Here we outline how to perform prediction after training.
import torch
from dmri_pcconv.core.weights import get_weights
from dmri_pcconv.core.model import PCCNNBvLightningModel
from dmri_pcconv.core.prediction import PCCNNBvPredictionProcessor
# Load your pretrained weights
## From the original paper
weights = torch.load(get_weights('pccnn-bv'))

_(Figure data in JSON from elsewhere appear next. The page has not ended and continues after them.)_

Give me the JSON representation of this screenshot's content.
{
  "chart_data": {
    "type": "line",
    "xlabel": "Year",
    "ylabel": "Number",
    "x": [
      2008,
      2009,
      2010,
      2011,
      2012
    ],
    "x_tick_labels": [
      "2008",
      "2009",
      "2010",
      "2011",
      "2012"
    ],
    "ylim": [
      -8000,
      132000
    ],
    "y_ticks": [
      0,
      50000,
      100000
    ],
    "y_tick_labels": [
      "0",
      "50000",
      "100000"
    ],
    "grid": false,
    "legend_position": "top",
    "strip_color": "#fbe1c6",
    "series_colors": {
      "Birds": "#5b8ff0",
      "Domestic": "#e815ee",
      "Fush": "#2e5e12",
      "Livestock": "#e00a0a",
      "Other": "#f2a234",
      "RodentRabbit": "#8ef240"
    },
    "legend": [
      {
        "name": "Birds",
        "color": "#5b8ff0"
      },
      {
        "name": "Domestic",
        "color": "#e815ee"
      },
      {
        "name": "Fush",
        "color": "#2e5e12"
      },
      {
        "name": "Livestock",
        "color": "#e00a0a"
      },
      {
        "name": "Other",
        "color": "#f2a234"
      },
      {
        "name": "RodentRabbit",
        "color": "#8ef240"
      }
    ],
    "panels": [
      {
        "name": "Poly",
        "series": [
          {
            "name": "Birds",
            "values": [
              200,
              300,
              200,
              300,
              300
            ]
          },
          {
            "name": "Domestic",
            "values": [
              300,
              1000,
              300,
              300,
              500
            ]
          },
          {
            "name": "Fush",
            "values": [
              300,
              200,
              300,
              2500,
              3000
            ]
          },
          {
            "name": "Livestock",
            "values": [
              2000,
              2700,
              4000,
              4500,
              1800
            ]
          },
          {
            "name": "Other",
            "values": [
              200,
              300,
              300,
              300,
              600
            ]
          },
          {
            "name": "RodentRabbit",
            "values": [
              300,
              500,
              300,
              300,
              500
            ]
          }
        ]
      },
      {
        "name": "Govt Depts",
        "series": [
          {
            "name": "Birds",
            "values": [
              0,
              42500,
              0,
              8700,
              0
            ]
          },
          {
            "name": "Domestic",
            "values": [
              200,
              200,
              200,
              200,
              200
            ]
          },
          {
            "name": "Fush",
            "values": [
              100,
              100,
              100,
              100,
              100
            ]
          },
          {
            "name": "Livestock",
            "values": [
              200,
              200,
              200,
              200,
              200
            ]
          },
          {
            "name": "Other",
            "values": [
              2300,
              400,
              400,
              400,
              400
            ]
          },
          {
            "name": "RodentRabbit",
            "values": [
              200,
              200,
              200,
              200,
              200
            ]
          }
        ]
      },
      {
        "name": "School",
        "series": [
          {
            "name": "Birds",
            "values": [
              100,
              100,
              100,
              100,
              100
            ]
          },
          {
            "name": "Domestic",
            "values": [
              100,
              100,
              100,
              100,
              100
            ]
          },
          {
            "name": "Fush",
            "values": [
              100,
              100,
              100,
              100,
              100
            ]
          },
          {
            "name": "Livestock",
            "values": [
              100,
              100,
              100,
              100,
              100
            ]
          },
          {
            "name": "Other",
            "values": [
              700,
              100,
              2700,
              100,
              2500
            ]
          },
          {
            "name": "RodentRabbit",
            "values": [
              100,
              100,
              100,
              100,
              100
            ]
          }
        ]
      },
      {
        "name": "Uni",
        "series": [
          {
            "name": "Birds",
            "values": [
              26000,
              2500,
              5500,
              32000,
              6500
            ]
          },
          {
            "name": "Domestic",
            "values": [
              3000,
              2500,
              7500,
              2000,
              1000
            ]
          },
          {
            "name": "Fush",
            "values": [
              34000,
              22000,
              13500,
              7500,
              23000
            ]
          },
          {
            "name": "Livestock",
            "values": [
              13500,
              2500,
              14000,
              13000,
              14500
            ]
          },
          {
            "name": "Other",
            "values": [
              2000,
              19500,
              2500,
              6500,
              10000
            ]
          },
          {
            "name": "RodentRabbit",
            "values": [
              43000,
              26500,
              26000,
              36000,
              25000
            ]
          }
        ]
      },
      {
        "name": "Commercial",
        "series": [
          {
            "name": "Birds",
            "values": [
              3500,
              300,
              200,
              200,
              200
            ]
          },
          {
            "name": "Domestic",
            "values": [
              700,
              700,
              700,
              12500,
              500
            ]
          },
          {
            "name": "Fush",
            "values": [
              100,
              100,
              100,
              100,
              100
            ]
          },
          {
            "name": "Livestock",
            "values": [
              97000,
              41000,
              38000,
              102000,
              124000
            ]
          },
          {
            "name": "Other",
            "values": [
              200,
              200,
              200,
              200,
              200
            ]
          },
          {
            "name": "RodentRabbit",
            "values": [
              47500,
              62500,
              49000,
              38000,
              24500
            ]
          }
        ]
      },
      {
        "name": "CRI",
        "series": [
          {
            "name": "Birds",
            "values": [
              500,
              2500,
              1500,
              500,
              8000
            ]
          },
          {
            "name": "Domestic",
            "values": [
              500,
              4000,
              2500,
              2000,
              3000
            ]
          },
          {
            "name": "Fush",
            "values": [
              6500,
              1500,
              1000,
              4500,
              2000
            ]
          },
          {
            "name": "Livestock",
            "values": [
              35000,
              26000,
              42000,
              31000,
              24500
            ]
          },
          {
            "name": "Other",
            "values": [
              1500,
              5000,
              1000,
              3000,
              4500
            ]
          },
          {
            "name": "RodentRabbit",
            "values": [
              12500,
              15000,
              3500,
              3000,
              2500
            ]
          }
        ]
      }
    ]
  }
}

model = PCCNNBvLightningModel()
model.load_state_dict(weights)
## Or from a pytorch_lightning checkpoint
model = PCCNNBvLightningModel.load_from_checkpoint('/path/to/my/checkpoint.ckpt')
# Run prediction
predict = PCCNNBvPredictionProcessor(batch_size=4, num_workers=8, accelerator='gpu')
predict.run_subject(
model=model,
dmri_in='/path/to/context_dmri.nii.gz',
bvec_in='/path/to/context_bvecs',
bval_in='/path/to/context_bvals',
bvec_out='/path/to/target_bvecs',
bval_out='/path/to/target_bvals',
mask='/path/to/brain_mask.nii.gz',
out_fpath='/path/to/predicted_dmri.nii.gz',
)
N.B. Weights provided by the get_weights
function are saved within ~/.dmri_pcconv
by default. Set DMRI_PCCONV_DIR
environment variable to override the save directory.